Ora assito, in diretta streaming, da Gaza City, ad un formidabile processo di “costruzione di rovine”. Un lavoro certosino, degno di una ingegneria militare meticolosamente scientifica, una sorta di effetto “bomba atomica” senza una bomba atomica che, in fin dei conti, per ottenere lo stesso risultato, richiede solo un po’ più di tempo, ma, diciamo, impressiona (forse) un po’ di meno, come se l’orrore fosse una questione di giorni, ore o mesi piuttosto che di intenti.

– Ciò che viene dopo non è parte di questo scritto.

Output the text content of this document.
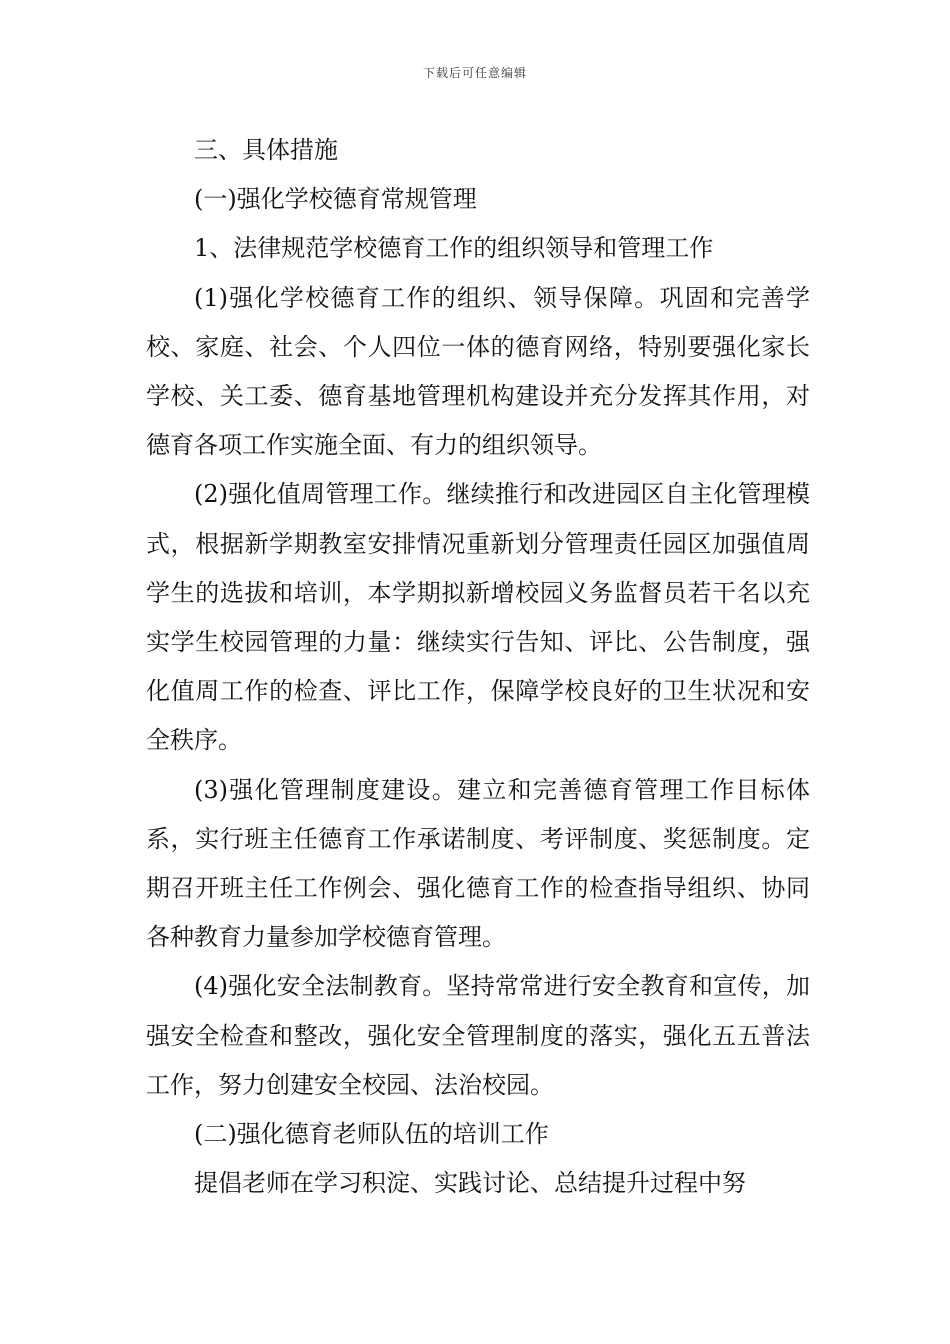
下载后可任意编辑

三、具体措施

(一)强化学校德育常规管理

1、法律规范学校德育工作的组织领导和管理工作

(1)强化学校德育工作的组织、领导保障。巩固和完善学校、家庭、社会、个人四位一体的德育网络，特别要强化家长学校、关工委、德育基地管理机构建设并充分发挥其作用，对德育各项工作实施全面、有力的组织领导。

(2)强化值周管理工作。继续推行和改进园区自主化管理模式，根据新学期教室安排情况重新划分管理责任园区加强值周学生的选拔和培训，本学期拟新增校园义务监督员若干名以充实学生校园管理的力量：继续实行告知、评比、公告制度，强化值周工作的检查、评比工作，保障学校良好的卫生状况和安全秩序。

(3)强化管理制度建设。建立和完善德育管理工作目标体系，实行班主任德育工作承诺制度、考评制度、奖惩制度。定期召开班主任工作例会、强化德育工作的检查指导组织、协同各种教育力量参加学校德育管理。

(4)强化安全法制教育。坚持常常进行安全教育和宣传，加强安全检查和整改，强化安全管理制度的落实，强化五五普法工作，努力创建安全校园、法治校园。

(二)强化德育老师队伍的培训工作

提倡老师在学习积淀、实践讨论、总结提升过程中努
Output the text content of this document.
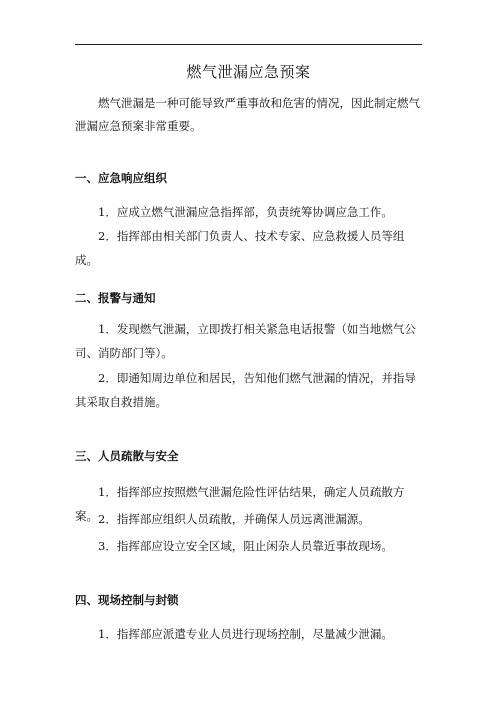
燃气泄漏应急预案

燃气泄漏是一种可能导致严重事故和危害的情况，因此制定燃气泄漏应急预案非常重要。

一、应急响应组织

1．应成立燃气泄漏应急指挥部，负责统筹协调应急工作。

2．指挥部由相关部门负责人、技术专家、应急救援人员等组成。

二、报警与通知

1．发现燃气泄漏，立即拨打相关紧急电话报警（如当地燃气公司、消防部门等）。

2．即通知周边单位和居民，告知他们燃气泄漏的情况，并指导其采取自救措施。

三、人员疏散与安全

1．指挥部应按照燃气泄漏危险性评估结果，确定人员疏散方案。 2．指挥部应组织人员疏散，并确保人员远离泄漏源。

3．指挥部应设立安全区域，阻止闲杂人员靠近事故现场。

四、现场控制与封锁

1．指挥部应派遣专业人员进行现场控制，尽量减少泄漏。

Lo streaming mi mostra, impietoso, distante e asettico, un eccezionale teatro di neo-rovine. Calcestruzzi, travi in cemento spezzate, pietrame, suppellettili, interni un tempo remoto abitati da qualcuno, con tappezzerie straccione visibili qua’ e là.
Una rovina che vedo “costruire/decostruire” di giorno in giorno, con grande pazienza, come quella che richiede un giardino “Zen”.
E mi chiedo, impudentemente, quale sarà il destino di queste rovine? Quale sarà il significato autentico di queste rovine? Ci sarà un futuro per le rovine che questa modernità sconvolgente, atroce, asetticamente assassina sta’ seminando per il mondo? Sono esse le rovine stesse dell’occidente collettivo? O sono semplicemente epifenomeni di quel risucchio in quel maledetto “buco” senza fondo che a New York sembra voler inghiottire ogni forma di umanità dalla faccia di questo miserabile pianeta?
Non ho risposte. Ma posso piangere ai piedi di queste rovine apocalittiche, come il Füssli, o posso riflettere, come Diderot, su come queste rovine siano il liminare tra “due eternità” di cui una sta’ miseramente e disastrosamente finendo mentre l’altra è ancora informe. O che siano soltanto l’annuncio della fine …. un “cupio dissolvi”… l’ultimo grande spettacolo di “son et lumière” di una civiltà abominevole.